Abstract

AbstractDeeper knowledge about how species and communities respond to climate change and environmental gradients should be supported by evidence from the past, especially as modern responses are influenced by anthropogenic pressures, including human population growth, habitat destruction and fragmentation, and intensifying land use. There have been great advances in modeling species’ geographic distributions over shallow time, where consideration of evolutionary change is likely less important due to shorter time for evolution and speciation to occur. Over these shallow time periods, we have more resources for paleoclimate interpretation across large geographic landscapes. We can also gain insight into species and community changes by studying deep records of temporal changes. However, modeling species geographic distributions in deep time remains challenging, because for many species there is sparse coverage of spatial and temporal occurrences and there are fewer paleoclimate general circulation models (GCMs) to help interpret the geographic distribution of climate availability. In addition, at deeper time periods, it is essential to consider evolutionary change within lineages of species.

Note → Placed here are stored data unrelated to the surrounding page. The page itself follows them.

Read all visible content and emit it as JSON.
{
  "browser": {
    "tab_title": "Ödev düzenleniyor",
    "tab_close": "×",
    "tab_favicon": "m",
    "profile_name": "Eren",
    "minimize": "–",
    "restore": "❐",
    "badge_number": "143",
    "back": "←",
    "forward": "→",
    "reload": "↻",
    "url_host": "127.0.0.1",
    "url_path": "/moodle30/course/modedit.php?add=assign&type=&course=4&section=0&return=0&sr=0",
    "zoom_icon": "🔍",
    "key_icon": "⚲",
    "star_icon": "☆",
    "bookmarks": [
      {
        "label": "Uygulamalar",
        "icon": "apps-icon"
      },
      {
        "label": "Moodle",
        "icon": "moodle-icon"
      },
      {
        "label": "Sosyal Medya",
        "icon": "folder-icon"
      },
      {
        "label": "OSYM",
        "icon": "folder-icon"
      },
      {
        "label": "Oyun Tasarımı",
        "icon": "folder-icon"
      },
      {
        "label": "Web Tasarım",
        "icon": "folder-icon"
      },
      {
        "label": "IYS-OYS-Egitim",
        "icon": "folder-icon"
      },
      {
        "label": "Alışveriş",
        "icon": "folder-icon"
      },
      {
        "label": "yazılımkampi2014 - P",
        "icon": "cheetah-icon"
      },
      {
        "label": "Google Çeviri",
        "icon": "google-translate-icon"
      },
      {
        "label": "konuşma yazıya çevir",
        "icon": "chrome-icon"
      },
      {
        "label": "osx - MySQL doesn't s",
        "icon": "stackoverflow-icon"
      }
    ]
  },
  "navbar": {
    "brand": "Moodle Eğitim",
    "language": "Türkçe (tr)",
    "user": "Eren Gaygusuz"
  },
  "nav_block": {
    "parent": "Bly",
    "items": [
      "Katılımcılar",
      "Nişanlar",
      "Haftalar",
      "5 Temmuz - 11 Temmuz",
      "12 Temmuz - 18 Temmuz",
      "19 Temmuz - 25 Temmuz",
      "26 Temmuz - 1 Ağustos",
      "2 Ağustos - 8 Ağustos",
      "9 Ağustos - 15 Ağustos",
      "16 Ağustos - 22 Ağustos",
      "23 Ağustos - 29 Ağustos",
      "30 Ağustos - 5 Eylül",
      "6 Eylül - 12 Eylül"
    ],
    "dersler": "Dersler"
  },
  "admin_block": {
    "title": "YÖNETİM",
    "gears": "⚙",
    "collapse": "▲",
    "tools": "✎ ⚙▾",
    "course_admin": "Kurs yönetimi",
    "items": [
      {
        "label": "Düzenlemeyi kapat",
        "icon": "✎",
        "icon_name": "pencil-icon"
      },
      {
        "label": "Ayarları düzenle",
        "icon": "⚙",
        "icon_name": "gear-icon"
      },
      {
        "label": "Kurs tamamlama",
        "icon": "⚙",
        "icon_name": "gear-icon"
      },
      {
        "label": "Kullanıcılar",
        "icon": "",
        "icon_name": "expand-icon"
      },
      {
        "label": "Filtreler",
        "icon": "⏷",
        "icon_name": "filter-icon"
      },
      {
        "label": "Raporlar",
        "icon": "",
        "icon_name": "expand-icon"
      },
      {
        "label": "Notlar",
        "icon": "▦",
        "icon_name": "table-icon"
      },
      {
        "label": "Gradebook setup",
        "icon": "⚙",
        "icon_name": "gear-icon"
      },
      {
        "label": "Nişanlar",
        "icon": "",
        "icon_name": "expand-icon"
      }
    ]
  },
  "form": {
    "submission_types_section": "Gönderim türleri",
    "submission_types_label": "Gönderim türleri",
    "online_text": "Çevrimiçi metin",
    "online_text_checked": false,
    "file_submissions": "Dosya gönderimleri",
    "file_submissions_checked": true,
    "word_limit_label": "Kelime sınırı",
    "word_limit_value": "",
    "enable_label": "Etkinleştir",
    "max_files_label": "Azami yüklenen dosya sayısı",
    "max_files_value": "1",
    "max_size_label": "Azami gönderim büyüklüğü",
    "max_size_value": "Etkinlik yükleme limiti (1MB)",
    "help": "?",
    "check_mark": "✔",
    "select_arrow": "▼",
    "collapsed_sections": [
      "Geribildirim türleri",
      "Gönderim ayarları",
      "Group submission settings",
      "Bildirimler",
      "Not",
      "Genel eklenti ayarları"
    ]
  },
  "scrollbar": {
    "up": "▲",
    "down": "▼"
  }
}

I will discuss a framework that integrates evolutionary information in the form of phylogenetic relatedness from clades of extant closely related species, where and when there are associated fossil occurrences, and the geographic distribution of paleoclimate in deep time to infer species past geographic response to climate change and to estimate where and when there were hotspots of ancient diversification. More work is needed to better understand the evolution of physiological tolerances and how physiological tolerances relate to the climate space in which species occur.

Highlights

  • We are enduring a biodiversity crisis (Myers et al 2000; Pimm and Raven 2000; Brook et al 2003; Thomas et al 2004; Barnosky et al 2011), and harnessing all possible data to inform on biodiversity patterns through space and time is critical to better understand the history of life and to be able to set and accomplish conservation goals (Dietl and Flessa 2011; Rick and Lockwood 2013; Hunt and Slater 2016)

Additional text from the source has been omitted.